I have not yet found a solution to catch the multilines that start with log level, however for the logs that start with date I have the code, example: 2022-12-05 23:19:22 INFO bla bla bla..
I am adding the solution here in case someone else will need it:

      filebeat.autodiscover:
        providers:
          - type: kubernetes
            hints.enabled: false
            templates:
              - condition.or:
                  - contains:
                      kubernetes.pod.name: commands        
                config:
                  - type: container
                    paths:
                      - /var/log/containers/*.log
                    multiline:
                      pattern: '^[0-9]{4}-[0-9]{2}-[0-9]{2} [0-9]{2}:[0-9]{2}:[0-9]{2}'
                      negate: true
                      match: after
                    processors:
                    - dissect:
                        # tokenizer syntax: https://www.elastic.co/guide/en/logstash/current/plugins-filters-dissect.html.
                        tokenizer: "%{+timestamp} %{+timestamp} %{log.level} %{?message}"
                        # https://www.elastic.co/guide/en/beats/filebeat/master/dissect.html
                        field: "message"
                        target_prefix: ""

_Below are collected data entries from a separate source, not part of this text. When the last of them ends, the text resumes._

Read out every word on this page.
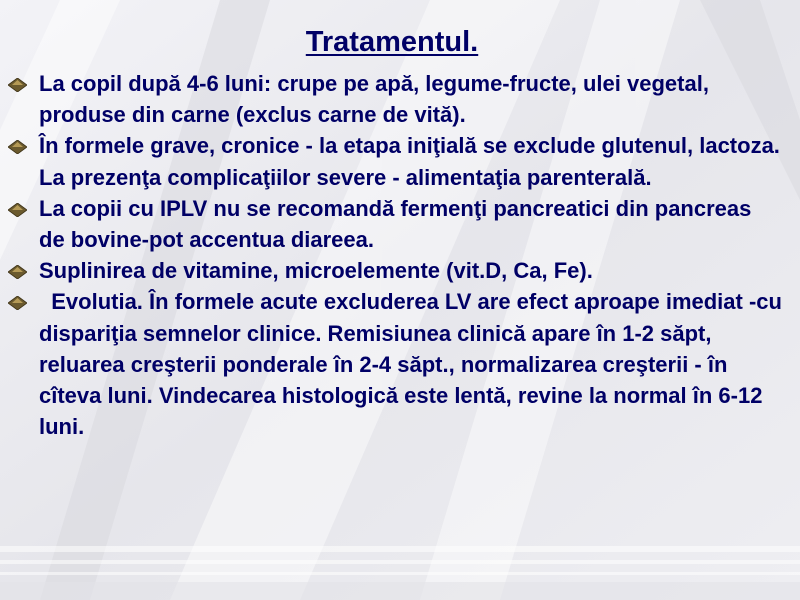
Tratamentul.
La copil după 4-6 luni: crupe pe apă, legume-fructe, ulei vegetal, produse din carne (exclus carne de vită).
În formele grave, cronice - la etapa iniţială se exclude glutenul, lactoza. La prezenţa complicaţiilor severe - alimentaţia parenterală.
La copii cu IPLV nu se recomandă fermenţi pancreatici din pancreas de bovine-pot accentua diareea.
Suplinirea de vitamine, microelemente (vit.D, Ca, Fe).
Evolutia. În formele acute excluderea LV are efect aproape imediat -cu dispariţia semnelor clinice. Remisiunea clinică apare în 1-2 săpt, reluarea creşterii ponderale în 2-4 săpt., normalizarea creşterii - în cîteva luni. Vindecarea histologică este lentă, revine la normal în 6-12 luni.
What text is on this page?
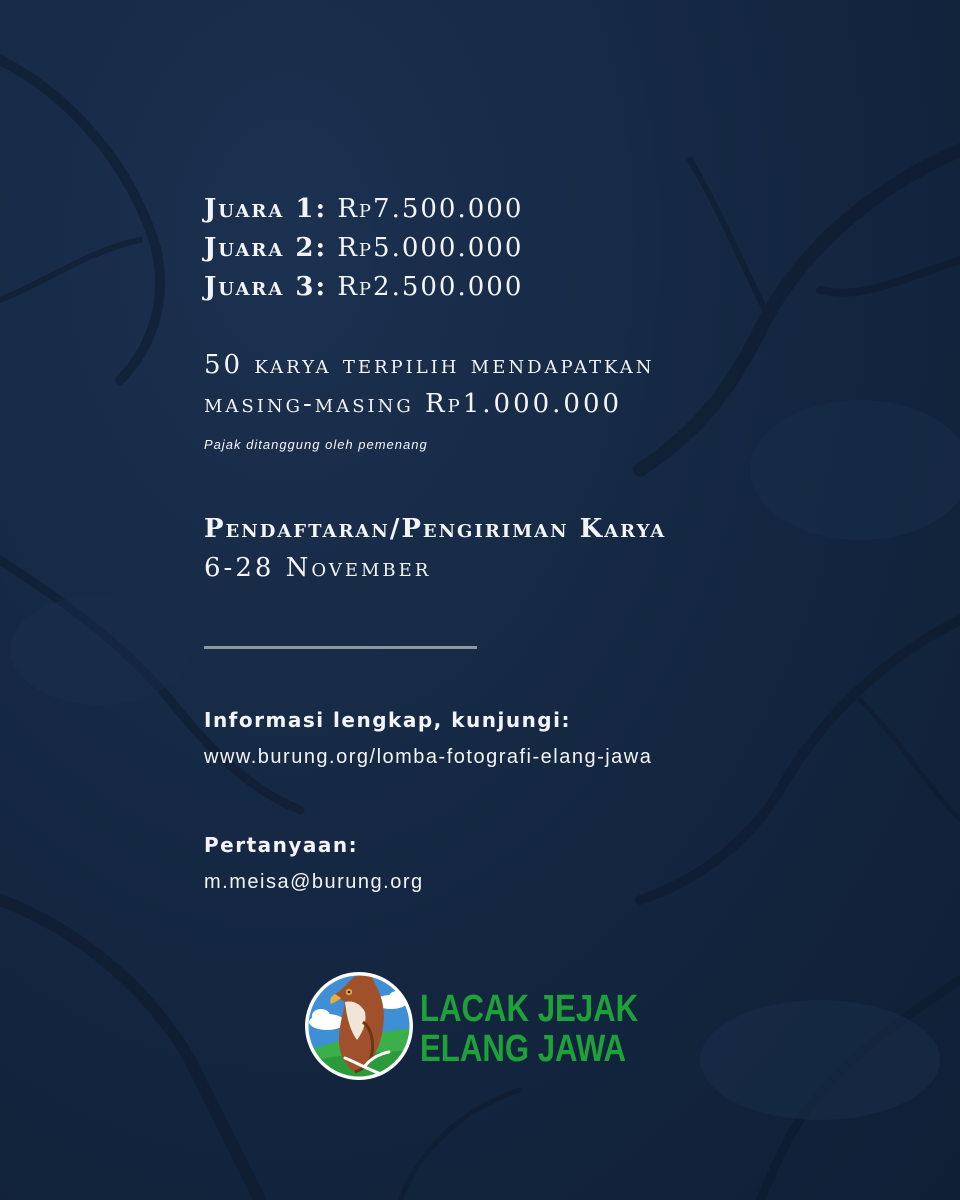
Juara 1: Rp7.500.000
Juara 2: Rp5.000.000
Juara 3: Rp2.500.000
50 karya terpilih mendapatkan
masing-masing Rp1.000.000
Pajak ditanggung oleh pemenang
Pendaftaran/Pengiriman Karya
6-28 November
Informasi lengkap, kunjungi:
www.burung.org/lomba-fotografi-elang-jawa
Pertanyaan:
m.meisa@burung.org
LACAK JEJAK
ELANG JAWA
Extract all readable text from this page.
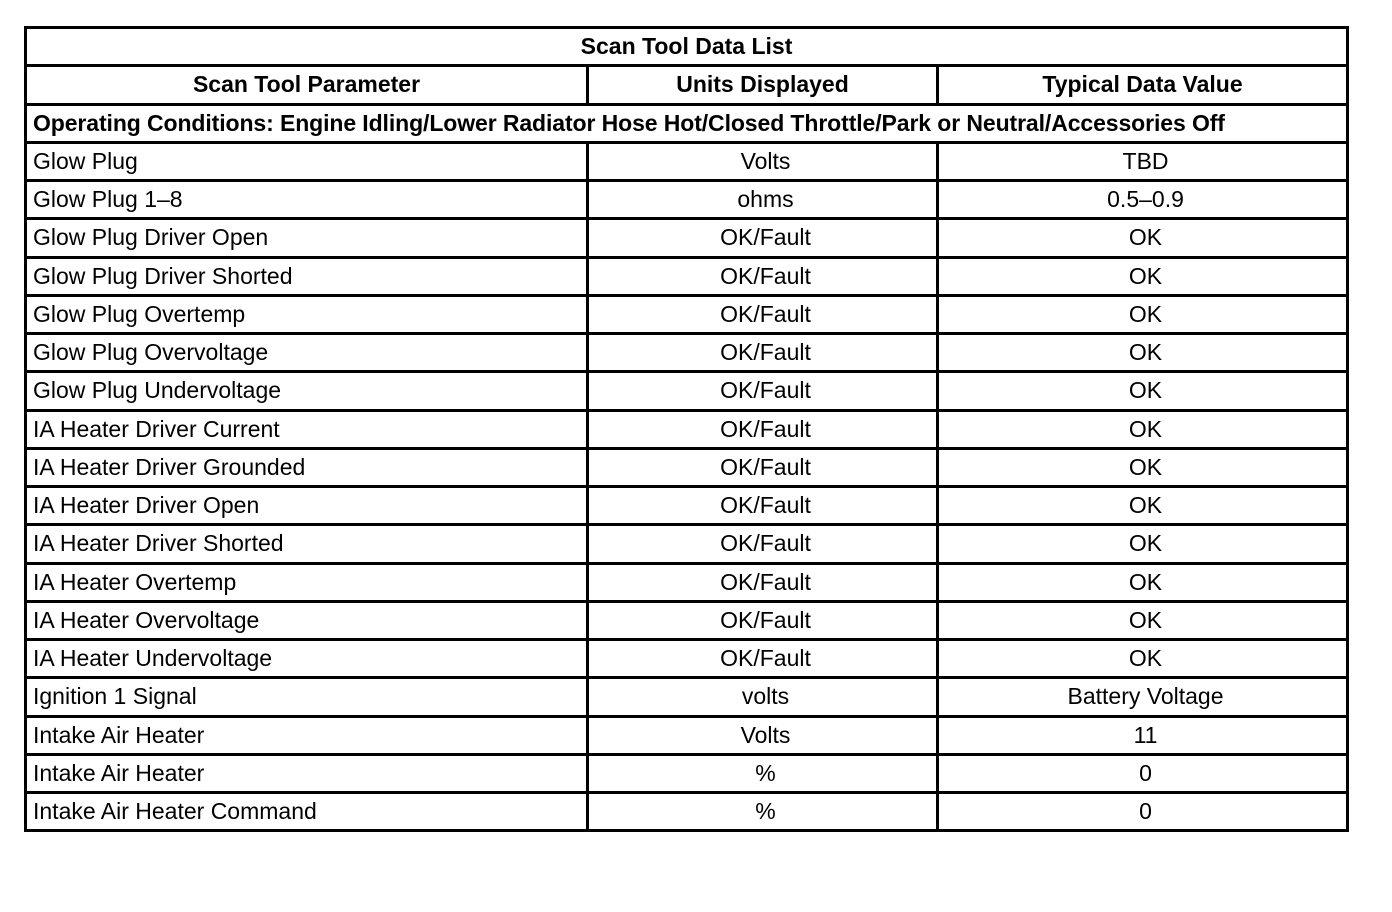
Scan Tool Data List		
Scan Tool Parameter	Units Displayed	Typical Data Value
Operating Conditions: Engine Idling/Lower Radiator Hose Hot/Closed Throttle/Park or Neutral/Accessories Off		
Glow Plug	Volts	TBD
Glow Plug 1–8	ohms	0.5–0.9
Glow Plug Driver Open	OK/Fault	OK
Glow Plug Driver Shorted	OK/Fault	OK
Glow Plug Overtemp	OK/Fault	OK
Glow Plug Overvoltage	OK/Fault	OK
Glow Plug Undervoltage	OK/Fault	OK
IA Heater Driver Current	OK/Fault	OK
IA Heater Driver Grounded	OK/Fault	OK
IA Heater Driver Open	OK/Fault	OK
IA Heater Driver Shorted	OK/Fault	OK
IA Heater Overtemp	OK/Fault	OK
IA Heater Overvoltage	OK/Fault	OK
IA Heater Undervoltage	OK/Fault	OK
Ignition 1 Signal	volts	Battery Voltage
Intake Air Heater	Volts	11
Intake Air Heater	%	0
Intake Air Heater Command	%	0
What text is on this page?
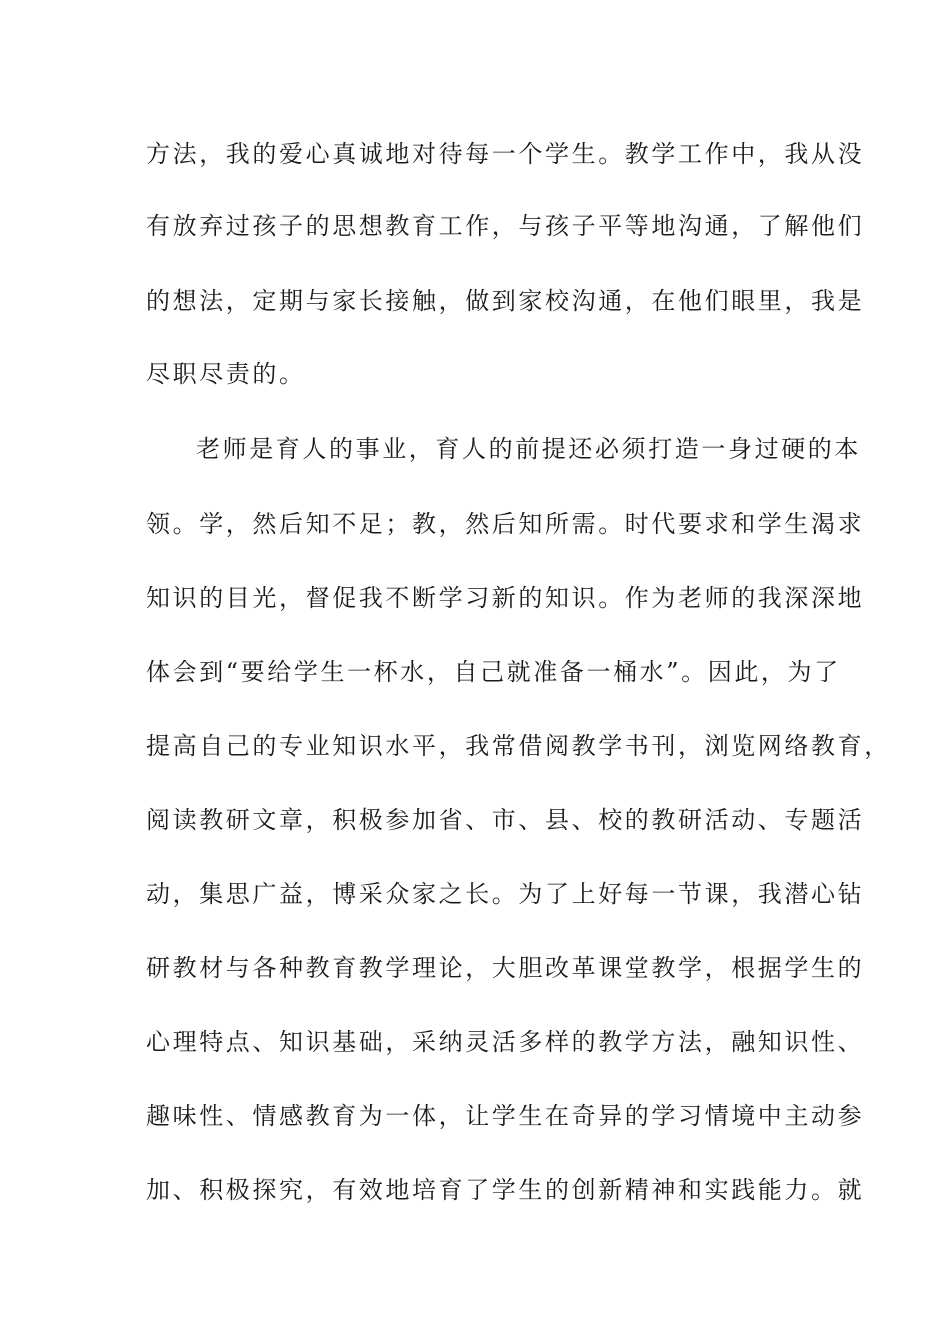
方法，我的爱心真诚地对待每一个学生。教学工作中，我从没
有放弃过孩子的思想教育工作，与孩子平等地沟通，了解他们
的想法，定期与家长接触，做到家校沟通，在他们眼里，我是
尽职尽责的。
老师是育人的事业，育人的前提还必须打造一身过硬的本
领。学，然后知不足；教，然后知所需。时代要求和学生渴求
知识的目光，督促我不断学习新的知识。作为老师的我深深地
体会到“要给学生一杯水，自己就准备一桶水”。因此，为了
提高自己的专业知识水平，我常借阅教学书刊，浏览网络教育，
阅读教研文章，积极参加省、市、县、校的教研活动、专题活
动，集思广益，博采众家之长。为了上好每一节课，我潜心钻
研教材与各种教育教学理论，大胆改革课堂教学，根据学生的
心理特点、知识基础，采纳灵活多样的教学方法，融知识性、
趣味性、情感教育为一体，让学生在奇异的学习情境中主动参
加、积极探究，有效地培育了学生的创新精神和实践能力。就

This work perfectly and it catch the multiline, so I will try to convince my team to change the log structure to start with , which should be a standard.

perhaps if you provide some sample logs someone might be able to help....

I would add it is a bit unusual to start a log line with log.level much more common / best practice is the timestamp.

This topic was automatically closed 28 days after the last reply. New replies are no longer allowed.